Here’s a guide towards making your own.

Tool list Hardware list Cut list

Table saw

Saw blades

Coping saw

Wood drill bit

Forstner bit

No.8 screw bit

Phillips screwdriver

Try square

Tape measure



Brassed Cup Hooks and Dresser Hooks

Flush mounts

Wood glue

Selection of woodscrews (30mm, 40mm and 50mm)

Oval wire nails

Wood stain

Oak or birch cuts are ideal. Please note that measurements are approximate:


2 x Top Rails (19mm x 38mm x 1334mm)

2 x Bottom Rails (19mm x 38mm x 1334mm)

2 x Sides (19mm x 38mm x 305mm)

2 x Sides (19mm x 38mm x 303mm)

18 Dowels  (13mm x 203mm)

7 x ‘Stretchers’ (19mm x 38mm x 248mm)

2 x Faceboards  (13mm x 25.5mm x 1422mm)

1 x Shelf (plywood) (9.5mm x 229mm x 1346mm)


Step 1.

Create a clear workspace and use relevant safety wear.

Step 2.

Using a table saw, cut all the wood to the desired lengths.

Step 3.

Cut a 9.5mm dado into the face of each bottom rail, down the centre.

Mark a point 76mm from one end of the two side pieces and cut similar dadoes from those points to the ends of the boards, down the centre of each face.
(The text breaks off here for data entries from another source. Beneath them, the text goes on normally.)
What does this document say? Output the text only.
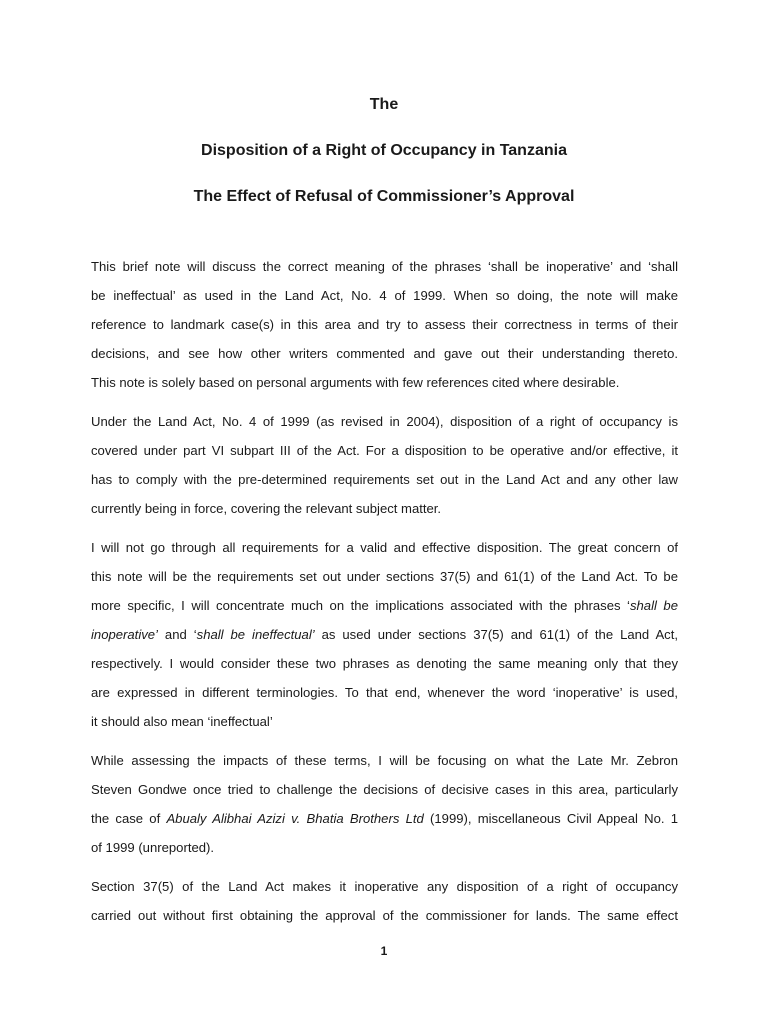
The
Disposition of a Right of Occupancy in Tanzania
The Effect of Refusal of Commissioner’s Approval
This brief note will discuss the correct meaning of the phrases ‘shall be inoperative’ and ‘shall
be ineffectual’ as used in the Land Act, No. 4 of 1999. When so doing, the note will make
reference to landmark case(s) in this area and try to assess their correctness in terms of their
decisions, and see how other writers commented and gave out their understanding thereto.
This note is solely based on personal arguments with few references cited where desirable.
Under the Land Act, No. 4 of 1999 (as revised in 2004), disposition of a right of occupancy is
covered under part VI subpart III of the Act. For a disposition to be operative and/or effective, it
has to comply with the pre-determined requirements set out in the Land Act and any other law
currently being in force, covering the relevant subject matter.
I will not go through all requirements for a valid and effective disposition. The great concern of
this note will be the requirements set out under sections 37(5) and 61(1) of the Land Act. To be
more specific, I will concentrate much on the implications associated with the phrases ‘shall be
inoperative’ and ‘shall be ineffectual’ as used under sections 37(5) and 61(1) of the Land Act,
respectively. I would consider these two phrases as denoting the same meaning only that they
are expressed in different terminologies. To that end, whenever the word ‘inoperative’ is used,
it should also mean ‘ineffectual’
While assessing the impacts of these terms, I will be focusing on what the Late Mr. Zebron
Steven Gondwe once tried to challenge the decisions of decisive cases in this area, particularly
the case of Abualy Alibhai Azizi v. Bhatia Brothers Ltd (1999), miscellaneous Civil Appeal No. 1
of 1999 (unreported).
Section 37(5) of the Land Act makes it inoperative any disposition of a right of occupancy
carried out without first obtaining the approval of the commissioner for lands. The same effect
1
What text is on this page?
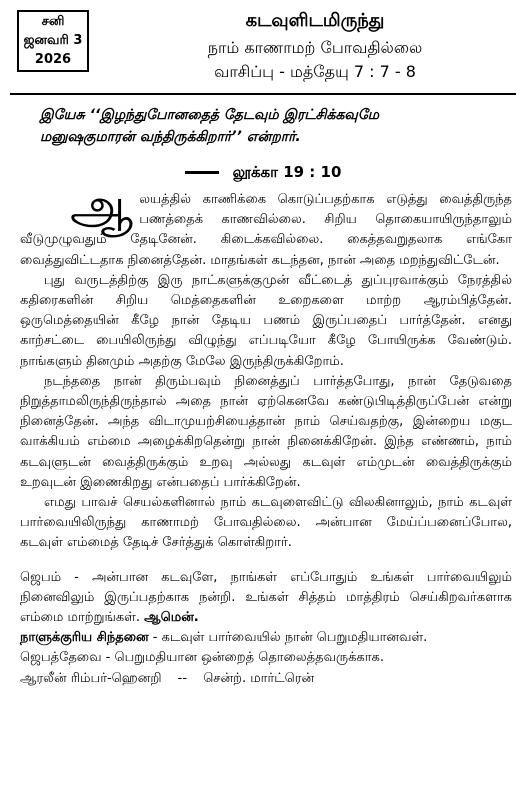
சனி
ஜனவரி 3
2026
கடவுளிடமிருந்து
நாம் காணாமற் போவதில்லை
வாசிப்பு - மத்தேயு 7 : 7 - 8
இயேசு ‘‘இழந்துபோனதைத் தேடவும் இரட்சிக்கவுமே
மனுஷகுமாரன் வந்திருக்கிறார்’’ என்றார்.
லூக்கா 19 : 10

ஆலயத்தில் காணிக்கை கொடுப்பதற்காக எடுத்து வைத்திருந்த பணத்தைக் காணவில்லை. சிறிய தொகையாயிருந்தாலும் வீடுமுழுவதும் தேடினேன். கிடைக்கவில்லை. கைத்தவறுதலாக எங்கோ வைத்துவிட்டதாக நினைத்தேன். மாதங்கள் கடந்தன, நான் அதை மறந்துவிட்டேன்.

புது வருடத்திற்கு இரு நாட்களுக்குமுன் வீட்டைத் துப்புரவாக்கும் நேரத்தில் கதிரைகளின் சிறிய மெத்தைகளின் உறைகளை மாற்ற ஆரம்பித்தேன். ஒருமெத்தையின் கீழே நான் தேடிய பணம் இருப்பதைப் பார்த்தேன். எனது காற்சட்டை பையிலிருந்து விழுந்து எப்படியோ கீழே போயிருக்க வேண்டும். நாங்களும் தினமும் அதற்கு மேலே இருந்திருக்கிறோம்.

நடந்ததை நான் திரும்பவும் நினைத்துப் பார்த்தபோது, நான் தேடுவதை நிறுத்தாமலிருந்திருந்தால் அதை நான் ஏற்கெனவே கண்டுபிடித்திருப்பேன் என்று நினைத்தேன். அந்த விடாமுயற்சியைத்தான் நாம் செய்வதற்கு, இன்றைய மகுட வாக்கியம் எம்மை அழைக்கிறதென்று நான் நினைக்கிறேன். இந்த எண்ணம், நாம் கடவுளுடன் வைத்திருக்கும் உறவு அல்லது கடவுள் எம்முடன் வைத்திருக்கும் உறவுடன் இணைகிறது என்பதைப் பார்க்கிறேன்.

எமது பாவச் செயல்களினால் நாம் கடவுளைவிட்டு விலகினாலும், நாம் கடவுள் பார்வையிலிருந்து காணாமற் போவதில்லை. அன்பான மேய்ப்பனைப்போல, கடவுள் எம்மைத் தேடிச் சேர்த்துக் கொள்கிறார்.

ஜெபம் - அன்பான கடவுளே, நாங்கள் எப்போதும் உங்கள் பார்வையிலும் நினைவிலும் இருப்பதற்காக நன்றி. உங்கள் சித்தம் மாத்திரம் செய்கிறவர்களாக எம்மை மாற்றுங்கள். ஆமென்.

நாளுக்குரிய சிந்தனை - கடவுள் பார்வையில் நான் பெறுமதியானவள்.

ஜெபத்தேவை - பெறுமதியான ஒன்றைத் தொலைத்தவருக்காக.

ஆரலீன் ரிம்பர்-ஹெனறி -- சென்ற். மார்ட்ரென்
Clean and square the ends of the dadoes with a chisel.

Step 4.

Mark nine points 152mm apart and centre down the narrow edge of each bottom rail, and the face of each top rail, beginning at a point 57mm from one end.

Use a Forstner bit to drill 9.5mm deep sockets at each of these points.

Glue the dowels into the sockets, making certain the dadoes on the bottom rails are facing each other.

Step 5.

Fasten the 305mm side piece to each of the top rails so that the forward rail is flush with the end, and the rear edge is of the back rail is 57mm from the opposite end.

The lower edge of each side should be flush with the bottom of each top rail.

Fasten with 40mm wood screws countersunk into the side pieces.

Step 6.  

Slip the plywood between the bottom rails into the dadoes.

Fasten the 303mm side piece to each of the bottom rails so that the forward ends are flush with the front rail’s face and the back rail is centred 57mm from the opposite end.

Step 7.

Mark seven points 165mm apart on the upper faces of the top rails starting from one end.

Centre one stretcher at each of these points, drill, and fasten with glue and one 30mm wood screw per joint.

Step 8.

Rough the ends of the face boards with a coping saw to roughly a 22mm radius.

Fasten the face boards to the front of the top and bottom rails so there’s a 6mm downward overhang from the top and one upwards from the bottom. Use the oval wire nails set below the surface.

Step 9.

Sand the wood and finish with a wood stain.

Step 10.

Fasten flush mounts to the wall end of the upper side pieces with 30mm wood screws.

Use 50mm wood screws to fasten hangers to the wall studs.

Attach decorative hooks to the face board as desired.